Op-Ed

Vin Scully, pitch perfect for the Dodgers

Sometimes it seems that if you don't say it, it hasn't happened.

I know what you mean, but I don't look at it that way. The first thing I had to prove in Southern California was that I was fair; that I wasn't rooting for the Dodgers on the air. I hope after all these years people realize, he's accurate. If he says it was a great play, it must have been a great play, not because a Dodger made the play.

Did you ever see a call and think, that's not right?

Oh I have, and I've tried very hard — I admire the umpires; it's such a difficult job. We have a million dollars [in equipment] just to show you somebody being safe or out at first base. And 99% of the time the umpire's right. But if they make a mistake, I just try to gloss over it. Just as I hope somebody would gloss over my mistakes too.

There's a big discussion in baseball: We can see whether the play was called properly and correct it if necessary. The fear is that it would take too much time. But eventually, maybe they'll do like football, and have a man upstairs to say yes or no quickly.

Maybe we'll have bases fitted with electronic sensors to determine when someone's safe?

I can't imagine it coming to that, but I never imagined domed stadiums and AstroTurf! But I hope not. An honest disagreement, where the manager comes out and argues — I think the fan really likes that, especially if they're with the manager. They would love to run down on the field and argue, but they leave it in his hands.

You sometimes let the stadium noise tell the story — like the minute-plus when you didn't say a word after Hank Aaron broke Babe Ruth's home-run record.

When I was very young I fell in love with the roar of the crowd. [Listening to] college football, I'd crawl under the big radio. Somebody on either team would do something and the crowd would be thrilled. Once I got into the business, I realized there's nothing better than the roar of the crowd, so I tried to call the play as quickly and as accurately as possible and then get out of the way and let the crowd roar. What could you say that would be better?

Do you have a different voice for radio, for TV, for every day?

It might be a little different when I have a headset on and [with] the crowd [sounds]. I did learn that when you're going to talk almost nonstop for three hours, you try to keep your voice more from the diaphragm than maybe your ordinary at-the-breakfast-table voice.

Baseball has had the White Sox scandal, the strike, steroids; how does it survive?

The game is greater than the people who play it. There's a difference between baseball and other sports.

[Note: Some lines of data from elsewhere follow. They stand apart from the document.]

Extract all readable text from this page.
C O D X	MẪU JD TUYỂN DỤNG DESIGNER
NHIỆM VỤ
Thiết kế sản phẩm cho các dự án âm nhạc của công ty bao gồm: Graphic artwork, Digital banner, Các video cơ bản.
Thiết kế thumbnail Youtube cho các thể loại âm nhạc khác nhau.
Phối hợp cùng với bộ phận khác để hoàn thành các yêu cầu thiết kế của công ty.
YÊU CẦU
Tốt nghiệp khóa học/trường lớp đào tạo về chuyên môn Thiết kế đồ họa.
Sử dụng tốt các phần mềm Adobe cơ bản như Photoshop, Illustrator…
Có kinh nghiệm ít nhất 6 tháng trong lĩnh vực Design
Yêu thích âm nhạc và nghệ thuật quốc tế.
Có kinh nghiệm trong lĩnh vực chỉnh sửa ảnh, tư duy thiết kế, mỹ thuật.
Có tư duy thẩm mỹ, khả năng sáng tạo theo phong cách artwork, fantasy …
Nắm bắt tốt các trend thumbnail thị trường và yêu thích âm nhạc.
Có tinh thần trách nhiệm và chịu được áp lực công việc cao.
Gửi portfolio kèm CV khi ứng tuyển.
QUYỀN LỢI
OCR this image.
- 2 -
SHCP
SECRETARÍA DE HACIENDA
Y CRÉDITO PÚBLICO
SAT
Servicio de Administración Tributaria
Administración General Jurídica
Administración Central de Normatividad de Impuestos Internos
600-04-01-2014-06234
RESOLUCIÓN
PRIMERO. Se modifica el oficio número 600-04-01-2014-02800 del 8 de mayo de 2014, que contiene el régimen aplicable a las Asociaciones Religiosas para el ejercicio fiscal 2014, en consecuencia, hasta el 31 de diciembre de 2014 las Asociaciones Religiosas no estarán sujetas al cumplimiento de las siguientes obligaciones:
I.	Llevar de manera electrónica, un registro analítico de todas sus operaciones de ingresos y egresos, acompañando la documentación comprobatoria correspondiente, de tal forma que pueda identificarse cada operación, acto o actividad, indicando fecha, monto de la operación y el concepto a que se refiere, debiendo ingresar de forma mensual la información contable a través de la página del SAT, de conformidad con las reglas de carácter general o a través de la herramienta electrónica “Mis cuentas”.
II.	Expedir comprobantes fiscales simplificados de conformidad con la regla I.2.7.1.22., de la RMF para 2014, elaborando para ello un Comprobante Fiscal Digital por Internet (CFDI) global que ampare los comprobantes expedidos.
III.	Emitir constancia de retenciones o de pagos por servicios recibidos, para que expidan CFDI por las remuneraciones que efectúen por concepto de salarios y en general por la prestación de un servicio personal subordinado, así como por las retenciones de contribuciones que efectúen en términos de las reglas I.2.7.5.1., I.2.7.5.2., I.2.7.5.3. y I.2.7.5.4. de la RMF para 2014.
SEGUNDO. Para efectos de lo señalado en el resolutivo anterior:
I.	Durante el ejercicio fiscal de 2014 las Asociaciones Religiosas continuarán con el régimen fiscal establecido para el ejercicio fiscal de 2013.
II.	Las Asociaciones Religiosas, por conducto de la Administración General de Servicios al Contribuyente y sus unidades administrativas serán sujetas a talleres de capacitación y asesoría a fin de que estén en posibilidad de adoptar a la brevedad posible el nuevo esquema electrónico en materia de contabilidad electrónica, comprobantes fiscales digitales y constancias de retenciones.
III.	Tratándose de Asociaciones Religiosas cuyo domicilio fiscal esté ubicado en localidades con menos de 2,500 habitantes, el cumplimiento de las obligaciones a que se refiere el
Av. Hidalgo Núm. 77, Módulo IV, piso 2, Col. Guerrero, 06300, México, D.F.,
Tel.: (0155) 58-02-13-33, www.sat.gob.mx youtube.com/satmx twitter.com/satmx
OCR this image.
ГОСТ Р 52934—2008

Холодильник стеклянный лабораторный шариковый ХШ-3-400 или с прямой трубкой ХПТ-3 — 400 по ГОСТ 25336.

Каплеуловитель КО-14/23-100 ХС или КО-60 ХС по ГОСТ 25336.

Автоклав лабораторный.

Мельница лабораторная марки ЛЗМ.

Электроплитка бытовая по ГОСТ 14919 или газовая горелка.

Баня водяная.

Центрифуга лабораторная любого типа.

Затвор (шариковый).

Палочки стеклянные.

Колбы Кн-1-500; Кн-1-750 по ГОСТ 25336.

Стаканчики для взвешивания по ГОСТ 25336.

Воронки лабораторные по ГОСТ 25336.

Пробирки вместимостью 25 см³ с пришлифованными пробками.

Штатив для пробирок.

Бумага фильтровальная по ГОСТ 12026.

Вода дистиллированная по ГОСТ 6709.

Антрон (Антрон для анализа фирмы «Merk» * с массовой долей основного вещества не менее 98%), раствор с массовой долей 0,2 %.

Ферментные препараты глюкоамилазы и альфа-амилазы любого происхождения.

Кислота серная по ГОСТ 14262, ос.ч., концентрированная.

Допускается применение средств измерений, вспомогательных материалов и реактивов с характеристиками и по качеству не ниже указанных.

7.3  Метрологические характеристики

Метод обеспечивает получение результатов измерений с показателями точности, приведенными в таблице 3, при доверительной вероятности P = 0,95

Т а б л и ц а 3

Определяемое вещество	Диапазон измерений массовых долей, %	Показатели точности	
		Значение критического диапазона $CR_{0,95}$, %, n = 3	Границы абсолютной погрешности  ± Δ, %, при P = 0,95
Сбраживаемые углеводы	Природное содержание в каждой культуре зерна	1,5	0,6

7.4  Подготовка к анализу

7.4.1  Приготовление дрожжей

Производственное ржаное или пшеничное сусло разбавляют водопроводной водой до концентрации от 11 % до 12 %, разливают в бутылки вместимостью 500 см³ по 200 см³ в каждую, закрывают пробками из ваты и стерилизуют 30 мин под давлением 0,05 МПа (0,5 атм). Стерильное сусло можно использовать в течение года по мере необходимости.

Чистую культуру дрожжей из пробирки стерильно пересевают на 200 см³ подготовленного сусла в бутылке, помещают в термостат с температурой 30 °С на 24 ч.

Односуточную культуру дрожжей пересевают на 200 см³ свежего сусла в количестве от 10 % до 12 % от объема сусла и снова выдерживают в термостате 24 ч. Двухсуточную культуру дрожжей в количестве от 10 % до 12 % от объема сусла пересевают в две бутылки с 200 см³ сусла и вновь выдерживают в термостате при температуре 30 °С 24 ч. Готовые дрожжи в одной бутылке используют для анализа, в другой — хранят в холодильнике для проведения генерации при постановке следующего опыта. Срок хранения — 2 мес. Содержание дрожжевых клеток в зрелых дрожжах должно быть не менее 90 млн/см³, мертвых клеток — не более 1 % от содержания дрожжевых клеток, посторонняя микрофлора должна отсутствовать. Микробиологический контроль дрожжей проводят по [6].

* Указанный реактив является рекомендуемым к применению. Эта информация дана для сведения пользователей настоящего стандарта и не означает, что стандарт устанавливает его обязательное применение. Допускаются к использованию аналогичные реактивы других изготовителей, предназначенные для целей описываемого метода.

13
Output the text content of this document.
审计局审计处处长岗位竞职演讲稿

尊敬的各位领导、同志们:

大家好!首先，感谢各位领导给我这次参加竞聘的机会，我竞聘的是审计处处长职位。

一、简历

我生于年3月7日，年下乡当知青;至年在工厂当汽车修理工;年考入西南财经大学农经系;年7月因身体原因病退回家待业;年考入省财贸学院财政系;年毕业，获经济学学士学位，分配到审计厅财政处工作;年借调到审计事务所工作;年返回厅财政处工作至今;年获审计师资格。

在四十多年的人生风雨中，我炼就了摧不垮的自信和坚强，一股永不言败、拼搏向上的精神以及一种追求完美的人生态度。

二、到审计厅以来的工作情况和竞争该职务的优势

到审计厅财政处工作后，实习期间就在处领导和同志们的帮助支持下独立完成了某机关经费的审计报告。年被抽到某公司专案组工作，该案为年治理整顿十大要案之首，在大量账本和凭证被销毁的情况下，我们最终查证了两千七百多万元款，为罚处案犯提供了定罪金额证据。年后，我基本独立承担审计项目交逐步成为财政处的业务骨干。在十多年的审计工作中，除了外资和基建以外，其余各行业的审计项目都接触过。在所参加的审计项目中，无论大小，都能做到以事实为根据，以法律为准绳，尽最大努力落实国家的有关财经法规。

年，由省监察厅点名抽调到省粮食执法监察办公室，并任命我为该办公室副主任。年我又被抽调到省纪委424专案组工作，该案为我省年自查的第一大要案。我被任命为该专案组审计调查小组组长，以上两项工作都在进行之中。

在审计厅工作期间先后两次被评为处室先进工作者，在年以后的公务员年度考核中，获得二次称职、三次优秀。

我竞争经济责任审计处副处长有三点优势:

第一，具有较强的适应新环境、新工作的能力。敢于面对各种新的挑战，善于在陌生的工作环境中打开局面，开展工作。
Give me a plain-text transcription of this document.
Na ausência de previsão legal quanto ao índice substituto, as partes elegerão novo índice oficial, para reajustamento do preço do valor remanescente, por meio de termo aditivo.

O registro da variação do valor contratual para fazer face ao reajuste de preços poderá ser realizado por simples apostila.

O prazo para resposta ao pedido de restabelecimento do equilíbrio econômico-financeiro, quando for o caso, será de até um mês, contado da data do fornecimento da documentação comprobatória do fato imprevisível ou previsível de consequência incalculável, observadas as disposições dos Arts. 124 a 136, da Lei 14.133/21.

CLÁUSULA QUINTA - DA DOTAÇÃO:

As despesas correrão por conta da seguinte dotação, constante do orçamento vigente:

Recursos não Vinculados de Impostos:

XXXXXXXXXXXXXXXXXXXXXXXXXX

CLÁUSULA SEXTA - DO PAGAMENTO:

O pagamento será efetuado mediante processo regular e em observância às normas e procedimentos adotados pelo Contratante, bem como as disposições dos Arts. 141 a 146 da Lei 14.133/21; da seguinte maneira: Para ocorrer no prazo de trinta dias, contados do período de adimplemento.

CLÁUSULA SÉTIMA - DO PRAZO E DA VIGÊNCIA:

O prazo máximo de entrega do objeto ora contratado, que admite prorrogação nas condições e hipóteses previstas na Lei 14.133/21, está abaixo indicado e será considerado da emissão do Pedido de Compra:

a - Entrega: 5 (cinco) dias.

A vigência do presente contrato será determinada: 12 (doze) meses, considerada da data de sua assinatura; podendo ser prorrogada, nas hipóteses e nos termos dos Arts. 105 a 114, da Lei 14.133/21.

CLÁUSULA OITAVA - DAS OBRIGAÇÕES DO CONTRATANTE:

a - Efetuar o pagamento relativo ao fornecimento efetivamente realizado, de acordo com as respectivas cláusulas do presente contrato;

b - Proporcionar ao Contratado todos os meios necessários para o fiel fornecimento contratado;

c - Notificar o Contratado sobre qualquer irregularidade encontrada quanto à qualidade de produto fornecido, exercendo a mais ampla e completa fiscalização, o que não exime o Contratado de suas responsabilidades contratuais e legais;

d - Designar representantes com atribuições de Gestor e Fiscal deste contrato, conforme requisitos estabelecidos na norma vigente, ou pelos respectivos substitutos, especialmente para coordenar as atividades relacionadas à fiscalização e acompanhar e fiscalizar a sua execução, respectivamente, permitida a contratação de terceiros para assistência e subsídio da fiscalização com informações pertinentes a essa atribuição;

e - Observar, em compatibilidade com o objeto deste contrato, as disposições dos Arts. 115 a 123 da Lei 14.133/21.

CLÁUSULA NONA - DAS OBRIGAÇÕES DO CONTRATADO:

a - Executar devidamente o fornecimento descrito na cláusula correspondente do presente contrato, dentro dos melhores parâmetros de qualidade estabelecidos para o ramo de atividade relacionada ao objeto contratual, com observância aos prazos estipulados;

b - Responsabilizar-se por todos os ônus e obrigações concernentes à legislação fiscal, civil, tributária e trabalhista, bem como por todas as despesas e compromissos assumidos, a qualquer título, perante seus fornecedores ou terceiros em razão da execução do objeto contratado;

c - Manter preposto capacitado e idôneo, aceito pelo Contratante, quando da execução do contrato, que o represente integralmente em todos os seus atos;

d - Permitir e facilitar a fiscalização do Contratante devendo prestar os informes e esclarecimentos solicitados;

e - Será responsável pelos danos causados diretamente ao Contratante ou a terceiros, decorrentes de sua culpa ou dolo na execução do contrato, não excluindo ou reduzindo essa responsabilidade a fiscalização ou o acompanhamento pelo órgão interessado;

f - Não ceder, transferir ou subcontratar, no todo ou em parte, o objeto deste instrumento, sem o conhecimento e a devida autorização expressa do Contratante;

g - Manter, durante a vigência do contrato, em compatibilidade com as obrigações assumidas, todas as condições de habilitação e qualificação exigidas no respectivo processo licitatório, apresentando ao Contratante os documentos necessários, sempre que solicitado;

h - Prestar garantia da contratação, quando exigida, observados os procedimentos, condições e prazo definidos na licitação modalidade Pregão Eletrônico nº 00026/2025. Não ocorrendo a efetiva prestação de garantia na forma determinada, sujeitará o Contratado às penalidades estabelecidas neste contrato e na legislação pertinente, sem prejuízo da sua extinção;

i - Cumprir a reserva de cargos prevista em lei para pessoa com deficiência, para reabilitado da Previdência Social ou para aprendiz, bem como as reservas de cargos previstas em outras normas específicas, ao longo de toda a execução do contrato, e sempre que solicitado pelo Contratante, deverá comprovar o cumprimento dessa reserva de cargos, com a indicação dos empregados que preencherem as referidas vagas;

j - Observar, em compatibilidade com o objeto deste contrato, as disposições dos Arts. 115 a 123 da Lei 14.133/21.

Everyone has played a little bit of ball, but not many people have played football, not many people are tall enough to play basketball. But baseball touches everybody. In springtime, you see pictures of nuns playing catch. Everybody plays it.

Another thing is, the baseball fan knows in his heart and soul that he knows as much as any manager alive today. That's why they come; that's why they second-guess. You're not going to have a football fan second-guess the complicated maneuvers — they try, but they can't, and they know they can't. But baseball — oh, yes.

You're not on the road with the team anymore. Was it hard to make that break?

In the beginning it was a strange feeling to watch the bus pull away. But at this stage of my life, realistically, I treasure the time that I'm off as well as the time that I'm doing the game.

Do you listen or watch when they're playing out of town?

Oh no, I like to get away from it. I also don't want to lock my wife into it, that I'm going to sit there and watch the game. What I do is, in the morning, when I'm checking the papers, I'll make notes, so I'll know what they've done.

You've worked with a partner, with two partners on the air. How different is it from working solo?

When I did football for CBS, I [worked with] Jim Brown, the player, and the coach, George Allen. I had one on each side of me, and I'd be doing the play by play but also trying to remember, who did I ask the last question of, so I could balance everything? I did the game of the week in baseball with Joe Garagiola, and we had a lot of fun. We were just two characters sitting watching the game and making remarks.